Moore, Joseph (1853-1909)

Primitive Methodist Magazine 1909

Transcription of Obituary published in the Primitive Methodist Magazine by F.W.N.

Dudley Port Society in the Oldbury Circuit has sustained a heavy loss through the removal of Mr. Joseph Moore, who exchanged suffering for rest on Thursday, January 21st, at the age of fifty-five. A native of West Bromwich, in his youth he came to live in Dudley Port. He was converted some thirty-five years ago, the whole of his Christian life being spent in fellowship with this one church. His service has been untiring, and was only relinquished when weakness made its continuance impossible.

As Sunday School worker, class leader, steward, church treasurer he has faithfully served. For upwards of twenty-one years he was secretary to the Trust.

Perhaps the outstanding trait of his character was his quiet spiritual forcefulness. He was an idea sick visitor. In hours of sickness and bereavement he was eagerly sought and welcomed. He himself had been trained in the school of suffering. For years he fought bravely with pain and weakness, and in March, 1908, was entirely laid aside by the painful internal malady which proved fatal. The songs of the Lord were often his solace in these night seasons, and when the paroxysms of pain were keenest, he might be heard singing “Rock of Ages,” as if to drive back the dark powers which made onslaught upon him.

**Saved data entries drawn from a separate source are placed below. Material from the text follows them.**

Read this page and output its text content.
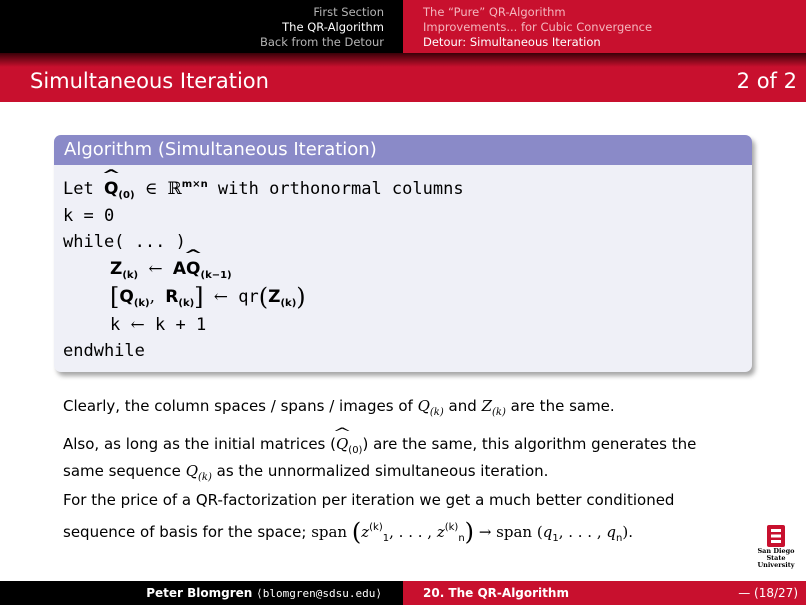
First Section
The QR-Algorithm
Back from the Detour
The “Pure” QR-Algorithm
Improvements... for Cubic Convergence
Detour: Simultaneous Iteration
Simultaneous Iteration	2 of 2
Algorithm (Simultaneous Iteration)
Let ^ $Q_{(0)}$ ∈ ℝ$^{m\times n}$ with orthonormal columns
k = 0
while( ... )
$Z_{(k)}$ ← A^ $Q_{(k-1)}$
[$Q_{(k)}$, $R_{(k)}$] ← $qr(Z_{(k)})$
k ← k + 1
endwhile
Clearly, the column spaces / spans / images of $Q_{(k)}$ and $Z_{(k)}$ are the same.
Also, as long as the initial matrices (^ $Q_{(0)}$) are the same, this algorithm generates the
same sequence $Q_{(k)}$ as the unnormalized simultaneous iteration.
For the price of a QR-factorization per iteration we get a much better conditioned
sequence of basis for the space; span ($z^{(k)}_1$, . . . , $z^{(k)}_n$) → span ($q_1$, . . . , $q_n$).
San Diego State
University
Peter Blomgren ⟨blomgren@sdsu.edu⟩	20. The QR-Algorithm	— (18/27)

To visit him was to be taken to heaven’s gate. Old friends carried him to his resting place in the Tipton Cemetery, prior to which a service was held in the church he loved so much, conducted by Revs. W.H. Taylor, and F.W. Norris. He leaves a widow and numerous children, to whom our hearts go out in prayerful sympathy. He was a good man—quiet and retiring, but loyal in all life’s relationships and the memory of his sterling piety in life and calm trustfulness in death will long linger with us, as a fragrance begotten of contact with heaven.

“How blest the righteous when he dies,
When sinks a weary soul to rest!
How mildly beam the closing eyes,
How gently heaves the expiring breast!”

Family

Joseph was born in 1853 at Tipton, Staffordshire, to parents William Moore, a blacksmith (1871), and Ann Fletcher. He was baptised on 28 August at Christ Church, West Bromwich.

Joseph worked in an ironworks as a stock taker.

He married Elizabeth Smart (abt1856-1912) in the spring of 1880 in the Dudley Registration District, Staffordshire. Census returns identify eight of eleven children.

  • Arthur Howard (1882-1951) – a commercial clerk (1911)
  • Edith Gertrude (1886-1970) – a school teacher (1911); married Bruce P Jones, a local government clerk (1939), in 1917
  • Flory Maude (b abt1888) – a school teacher (1911)
  • John Henry (1890-1954) – a railway clerk (1911); chief clerk, railway parcels department (1939)
  • Charles Ernest (1892-1941)
  • Joseph Thomas (1894-1967) – a railway clerk (1911&1939)
  • Elsie Beatrice (1896-1989) – a shop assistant (1911); married Sydney B Oakley, a wholesale & general merchant (1939), in 1923
  • James Reginald (1898-1968) – foreman metal mechanic at Brassworks (1939)

Joseph died on 21 January 1909 at Burnt Tree, Tipton, Staffordshire.

References

Primitive Methodist Magazine 1909/489

Census Returns and Births, Marriages & Deaths Registers

Note: Online records identify his birth in Tipton rather than West Bromwich.